Der ungarische Mathematiker Abraham Wald fand schließlich heraus, dass der Erfolg größer ist, wenn man Stellen besser schützt, die keine Einschusslöcher haben. Denn die zurückkehrenden Flugzeuge waren ja der beste Beleg dafür, dass die Stellen mit Einschusslöchern nicht problematisch für die Rückkehr waren. Treffer an den anderen Stellen hingegen waren offensichtlich fatal, denn Maschinen mit solchen Treffern kehrten gar nicht erst zurück.

Kausalität vs. Korrelation

Machine Learning und die Anwendung von Algorithmen können keinesfalls ein Begreifen und gründliches Nachdenken über Ergebnisse von Lösungen mit kritischer fachlicher Überprüfung der Modelle an der Realität ersetzen (vgl. Beispiele in Abschnitten 5 und 6).

Der Philosoph Byung-Chul Han bringt das Big-Data-Dilemma auf den Punkt:[2]

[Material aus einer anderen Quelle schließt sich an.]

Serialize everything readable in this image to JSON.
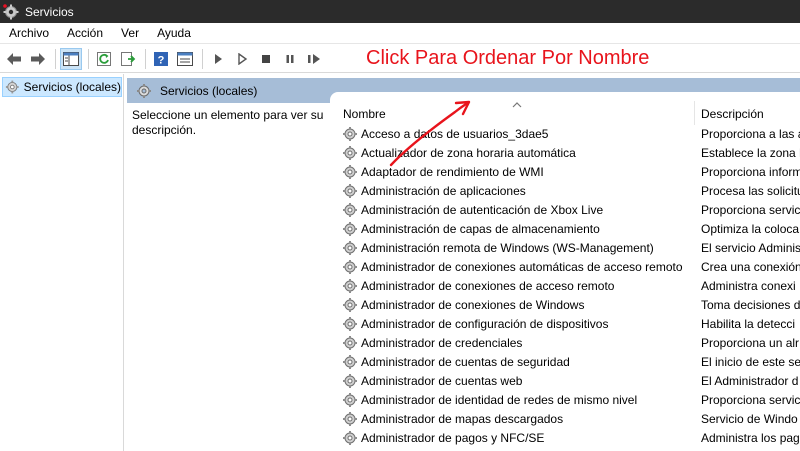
{
  "window": {
    "title": "Servicios"
  },
  "menu": [
    "Archivo",
    "Acción",
    "Ver",
    "Ayuda"
  ],
  "annotation": "Click Para Ordenar Por Nombre",
  "tree": {
    "item": "Servicios (locales)"
  },
  "pane": {
    "title": "Servicios (locales)",
    "description": "Seleccione un elemento para ver su descripción."
  },
  "columns": {
    "name": "Nombre",
    "description": "Descripción"
  },
  "services": [
    {
      "name": "Acceso a datos de usuarios_3dae5",
      "desc": "Proporciona a las a"
    },
    {
      "name": "Actualizador de zona horaria automática",
      "desc": "Establece la zona h"
    },
    {
      "name": "Adaptador de rendimiento de WMI",
      "desc": "Proporciona inform"
    },
    {
      "name": "Administración de aplicaciones",
      "desc": "Procesa las solicitu"
    },
    {
      "name": "Administración de autenticación de Xbox Live",
      "desc": "Proporciona servic"
    },
    {
      "name": "Administración de capas de almacenamiento",
      "desc": "Optimiza la coloca"
    },
    {
      "name": "Administración remota de Windows (WS-Management)",
      "desc": "El servicio Adminis"
    },
    {
      "name": "Administrador de conexiones automáticas de acceso remoto",
      "desc": "Crea una conexión"
    },
    {
      "name": "Administrador de conexiones de acceso remoto",
      "desc": "Administra conexi"
    },
    {
      "name": "Administrador de conexiones de Windows",
      "desc": "Toma decisiones d"
    },
    {
      "name": "Administrador de configuración de dispositivos",
      "desc": "Habilita la detecci"
    },
    {
      "name": "Administrador de credenciales",
      "desc": "Proporciona un alr"
    },
    {
      "name": "Administrador de cuentas de seguridad",
      "desc": "El inicio de este se"
    },
    {
      "name": "Administrador de cuentas web",
      "desc": "El Administrador d"
    },
    {
      "name": "Administrador de identidad de redes de mismo nivel",
      "desc": "Proporciona servic"
    },
    {
      "name": "Administrador de mapas descargados",
      "desc": "Servicio de Windo"
    },
    {
      "name": "Administrador de pagos y NFC/SE",
      "desc": "Administra los pag"
    }
  ],
  "colors": {
    "header_bar": "#a6bdd7",
    "annotation": "#e8141c",
    "selected": "#cce8ff"
  }
}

"Selbst die größte Ansammlung von Informationen, Big Data, verfügt über sehr wenig Wissen. Anhand von Big Data werden Korrelationen ermittelt. Die Korrelation besagt: Wenn A stattfindet, so findet oft auch B statt. Warum es so ist, weiß man aber nicht. Die Korrelation ist die primitivste Wissensform, die nicht einmal in der Lage ist, das Kausalverhältnis, d. h. das Verhältnis von Ursache und Wirkung, zu ermitteln. Es ist so. Die Frage nach dem Warum erübrigt sich hier. Es wird also nichts begriffen. Wissen ist aber Begreifen. So macht Big Data das Denken überflüssig. Wir überlassen uns bedenkenlos dem Es-Ist-so."

Dies sollte man immer beim Einsatz von automatischen und selbstlernenden Algorithmen berücksichtigen.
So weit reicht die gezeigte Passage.